When evaluating the rising Cesarean section rate, there are also many non-medical variables to consider. As documented by the March 2010 consensus statement from the National Institutes of Health Conference on Vaginal Birth after Cesarean, the current status of our tort system as it relates to professional liability and the real threat of a lawsuit in adverse outcomes have a major impact on the willingness of healthcare institutions and physicians to assume even acceptable complication rates in the laboring patient, particularly after a prior Cesarean birth or the birth of large babies. Obstetricians are rarely sued for performing a Cesarean birth, but they are often sued for "failure to perform a timely Cesarean section," a phrase that is all-too-common in malpractice lawsuit documents. There are multiple other non-medical explanations for the rise in the Cesarean section rate, including more stringent guidelines by professional associations such as ACOG requiring major changes in provider availability, surgical and anesthesia capability in order to allow for a relatively safe trial of labor after a Cesarean birth. These guidelines may not be practical or possible for many solo practitioners and smaller obstetrical services. As a result of these guidelines, the awareness of occasional catastrophic complications and their medical and legal consequences has led to a significant decline in VBAC.

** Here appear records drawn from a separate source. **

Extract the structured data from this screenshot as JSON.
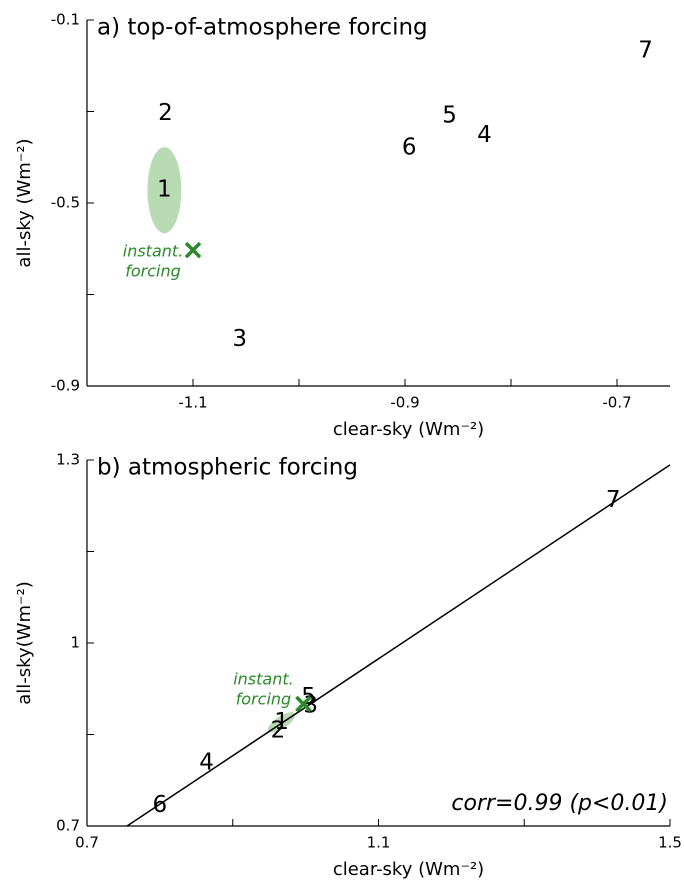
{
  "chart_data": [
    {
      "type": "scatter",
      "title": "a) top-of-atmosphere forcing",
      "x_label": "clear-sky (Wm⁻²)",
      "y_label": "all-sky (Wm⁻²)",
      "xlim": [
        -1.2,
        -0.65
      ],
      "ylim": [
        -0.9,
        -0.1
      ],
      "xticks": [
        -1.1,
        -0.9,
        -0.7
      ],
      "xminor": [
        -1.0,
        -0.8
      ],
      "yticks": [
        -0.1,
        -0.5,
        -0.9
      ],
      "yminor": [
        -0.3,
        -0.7
      ],
      "labels": [
        "1",
        "2",
        "3",
        "4",
        "5",
        "6",
        "7"
      ],
      "x": [
        -1.127,
        -1.126,
        -1.056,
        -0.825,
        -0.858,
        -0.896,
        -0.673
      ],
      "y": [
        -0.472,
        -0.304,
        -0.798,
        -0.352,
        -0.31,
        -0.38,
        -0.168
      ],
      "color": "#000000",
      "ellipse": {
        "x": -1.127,
        "y": -0.472,
        "rx": 0.016,
        "ry": 0.094,
        "color": "#b8dbb4"
      },
      "instant": {
        "x": -1.1,
        "y": -0.603,
        "text": [
          "instant.",
          "forcing"
        ],
        "color": "#2a8a2a"
      }
    },
    {
      "type": "scatter",
      "title": "b) atmospheric forcing",
      "x_label": "clear-sky (Wm⁻²)",
      "y_label": "all-sky(Wm⁻²)",
      "xlim": [
        0.7,
        1.5
      ],
      "ylim": [
        0.7,
        1.3
      ],
      "xticks": [
        0.7,
        1.1,
        1.5
      ],
      "xminor": [
        0.9,
        1.3
      ],
      "yticks": [
        1.3,
        1.0,
        0.7
      ],
      "yminor": [
        1.15,
        0.85
      ],
      "labels": [
        "1",
        "2",
        "3",
        "4",
        "5",
        "6",
        "7"
      ],
      "x": [
        0.967,
        0.962,
        1.007,
        0.864,
        1.004,
        0.8,
        1.422
      ],
      "y": [
        0.87,
        0.856,
        0.897,
        0.803,
        0.911,
        0.734,
        1.234
      ],
      "color": "#000000",
      "ellipse": {
        "x": 0.967,
        "y": 0.87,
        "rx": 0.022,
        "ry": 0.01,
        "color": "#b8dbb4"
      },
      "fit_line": {
        "x": [
          0.755,
          1.5
        ],
        "y": [
          0.7,
          1.292
        ]
      },
      "instant": {
        "x": 0.997,
        "y": 0.9,
        "text": [
          "instant.",
          "forcing"
        ],
        "color": "#2a8a2a"
      },
      "annotation": "corr=0.99 (p<0.01)"
    }
  ]
}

Another major non-medical factor in the increasing Cesarean rate and the declining VBAC rate is high patient expectations in conjunction with increasing legal obligations that require physicians to document informed decision-making by their patients. Because it identifies the risks associated with a vaginal versus a Cesarean delivery, this practice of informed consent often discourages the patient from attempting a vaginal delivery.

Florida obstetricians seek the assistance of all stakeholders, citizens, legislators and responsible members of the media in our ongoing efforts not only to lower premature and Cesarean birth rates, but also to reach the more lofty goals of reducing maternal and perinatal mortality and morbidity in our state.